Ateyaba

Joke

Def Jam France  |  2014
7 / 10
par Titus  |  le 24 juin 2014

Ateyaba. Si le titre du nouvel album de Joke pouvait laisser songeur, c'est parce qu'on imaginait mal un rappeur à ce point influencé par le rap américain transmettre un message dans sa musique, lui qui a toujours privilégié l'egotrip à un quelconque sens dans ses paroles. En effet, il s'agit à la fois de son deuxième prénom et de celui de son grand père, combattant pour la France pendant la seconde guerre mondiale. Joke aurait-il délaissé l'egotrip au profit d'une volonté de lui rendre hommage ? 

L'introductif "Pharaon" donne le ton : Joke prend ses auditeurs pour "témoins" de ce que le rap français va subir. Pour autant, cela ne l'empêche pas de vouloir "honorer [ses] ancêtres". Si le morceau peut laisser dubitatif (le "qu'ils s'amusent avec mon caca", on aurait pu s'en passer), il a le mérite de poser les bases d'un album qui semble montrer une volonté de ne pas se limiter à un simple divertissement. Une chose est certaine : Joke ne lâchera pas ses thèmes de prédilection. Les multiples morceaux autour du thème de la femme sont là pour le rappeler, de "Jen Selter" à "Venus" en passant par le jazzy "Paris". L'egotrip n'est jamais absent non plus des multiples phases de Joke, particulièrement sur les extraits dévoilés avant l'album tels "Majeur En l'Air", "Miley" ou encore "On est sur les nerfs". Si ces morceaux ne sont pas foncièrement mauvais, ils ont donné l'impression que l'album allait être entièrement constitués de prods à la Therapy, c'est à dire de la trap très énervée mais assez répétitive. Fort heureusement, ce n'est pas le cas. Tout comme sur ses précédents EP, les productions sont particulièrement bien choisies et variées. Globalement, Ateyaba se distingue par son homogénéité et les morceaux s'enchaînent de façon fluide, partagés entre titres énervés (comme "Black Card", collaboration réussie avec un Pusha T irréprochable) et moment plus posés ("Menace" notamment).
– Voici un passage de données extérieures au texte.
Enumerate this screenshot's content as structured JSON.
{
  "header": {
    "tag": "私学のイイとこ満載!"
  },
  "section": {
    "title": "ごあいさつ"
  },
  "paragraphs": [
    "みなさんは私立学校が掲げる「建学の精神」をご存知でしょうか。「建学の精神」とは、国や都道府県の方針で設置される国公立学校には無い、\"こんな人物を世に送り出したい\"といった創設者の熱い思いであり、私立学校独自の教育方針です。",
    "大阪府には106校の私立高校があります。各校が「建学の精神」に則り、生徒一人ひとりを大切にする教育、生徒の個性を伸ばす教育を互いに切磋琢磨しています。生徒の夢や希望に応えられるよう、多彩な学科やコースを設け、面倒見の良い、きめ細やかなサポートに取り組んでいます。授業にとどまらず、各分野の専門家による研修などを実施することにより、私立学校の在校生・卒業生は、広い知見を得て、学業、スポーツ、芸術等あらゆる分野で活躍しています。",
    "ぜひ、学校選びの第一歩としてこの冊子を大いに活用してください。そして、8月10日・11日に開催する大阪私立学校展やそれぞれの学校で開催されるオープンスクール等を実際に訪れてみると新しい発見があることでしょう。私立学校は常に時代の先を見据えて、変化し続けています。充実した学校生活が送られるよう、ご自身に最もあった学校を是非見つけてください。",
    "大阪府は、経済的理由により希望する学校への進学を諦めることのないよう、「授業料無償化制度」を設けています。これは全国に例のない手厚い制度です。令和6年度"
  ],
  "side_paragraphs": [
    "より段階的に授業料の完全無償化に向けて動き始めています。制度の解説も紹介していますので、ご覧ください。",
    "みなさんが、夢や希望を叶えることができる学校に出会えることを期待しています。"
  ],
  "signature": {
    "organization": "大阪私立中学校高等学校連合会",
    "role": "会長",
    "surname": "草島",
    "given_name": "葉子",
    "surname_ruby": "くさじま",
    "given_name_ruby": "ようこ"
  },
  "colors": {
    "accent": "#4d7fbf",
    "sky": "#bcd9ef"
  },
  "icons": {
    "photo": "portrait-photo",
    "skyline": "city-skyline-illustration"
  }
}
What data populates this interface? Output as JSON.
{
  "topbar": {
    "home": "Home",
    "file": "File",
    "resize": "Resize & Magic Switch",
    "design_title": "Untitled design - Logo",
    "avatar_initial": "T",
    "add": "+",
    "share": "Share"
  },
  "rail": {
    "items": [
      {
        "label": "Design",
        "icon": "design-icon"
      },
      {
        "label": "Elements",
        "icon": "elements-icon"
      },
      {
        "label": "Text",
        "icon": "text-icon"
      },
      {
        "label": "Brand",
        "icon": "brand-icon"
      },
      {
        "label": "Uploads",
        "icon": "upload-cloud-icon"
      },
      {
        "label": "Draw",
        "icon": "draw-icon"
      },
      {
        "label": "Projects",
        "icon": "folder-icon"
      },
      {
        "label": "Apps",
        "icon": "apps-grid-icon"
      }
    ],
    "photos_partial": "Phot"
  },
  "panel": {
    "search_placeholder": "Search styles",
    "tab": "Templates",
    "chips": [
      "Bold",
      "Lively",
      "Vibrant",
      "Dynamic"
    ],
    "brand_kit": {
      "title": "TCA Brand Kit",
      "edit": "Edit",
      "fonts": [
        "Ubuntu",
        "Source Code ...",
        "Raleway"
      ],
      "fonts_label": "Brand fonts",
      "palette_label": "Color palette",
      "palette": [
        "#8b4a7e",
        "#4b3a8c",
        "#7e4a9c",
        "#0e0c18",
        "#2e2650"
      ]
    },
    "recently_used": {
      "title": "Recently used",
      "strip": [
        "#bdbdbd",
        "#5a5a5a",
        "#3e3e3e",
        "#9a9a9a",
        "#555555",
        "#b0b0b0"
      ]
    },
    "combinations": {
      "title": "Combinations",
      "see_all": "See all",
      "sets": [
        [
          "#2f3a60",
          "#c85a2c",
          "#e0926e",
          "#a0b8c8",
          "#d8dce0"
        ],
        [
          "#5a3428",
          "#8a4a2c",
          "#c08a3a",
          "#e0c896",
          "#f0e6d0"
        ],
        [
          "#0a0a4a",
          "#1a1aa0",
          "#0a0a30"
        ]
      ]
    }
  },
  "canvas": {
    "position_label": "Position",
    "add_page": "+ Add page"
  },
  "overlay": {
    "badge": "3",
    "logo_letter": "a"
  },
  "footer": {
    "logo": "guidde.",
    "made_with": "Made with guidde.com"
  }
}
Mais qu'en est-il de l'écriture ? En effet, Joke s'est d'abord distingué par ses punchlines efficaces et son écriture irréprochable. Cependant, le virage amorcé par Tokyo est ici confirmé : cet aspect du rap ne l'intéresse manifestement plus. Fini l'époque de "Scorpion" ou de "34": si le flow reste toujours aussi fluide, le rappeur préfère travailler la musicalité. Si cela peut gêner les fans de la première heure, force est de constater que cela donne lieu à de véritables morceaux. Les refrains, qui peuvent paraître paresseux dans certains cas, confirment cette idée : Joke n'est plus un rappeur, au sens où il ne va pas chercher à innover textuellement et à trouver la punchline ultime. Ce qui l'intéresse, ce sont les constructions musicales où la voix n'est pas tant un vecteur de message qu'un instrument à part entière. Cette idée est-elle compatible avec un titre porteur d'un message politique ? Il faudra attendre le morceau éponyme pour s'en convaincre. "Ateyaba", diatribe contre le climat de racisme actuel doublée d'un hommage à la musique noire, s'en sort avec les honneurs en évitant l'écueil de la simple lamentation, notamment grâce à une note finale optimiste, "J'vous l'dis notre futur sera radieux". Manière pour le rappeur d'affirmer sa confiance en son avenir, installé désormais confortablement dans le rap français.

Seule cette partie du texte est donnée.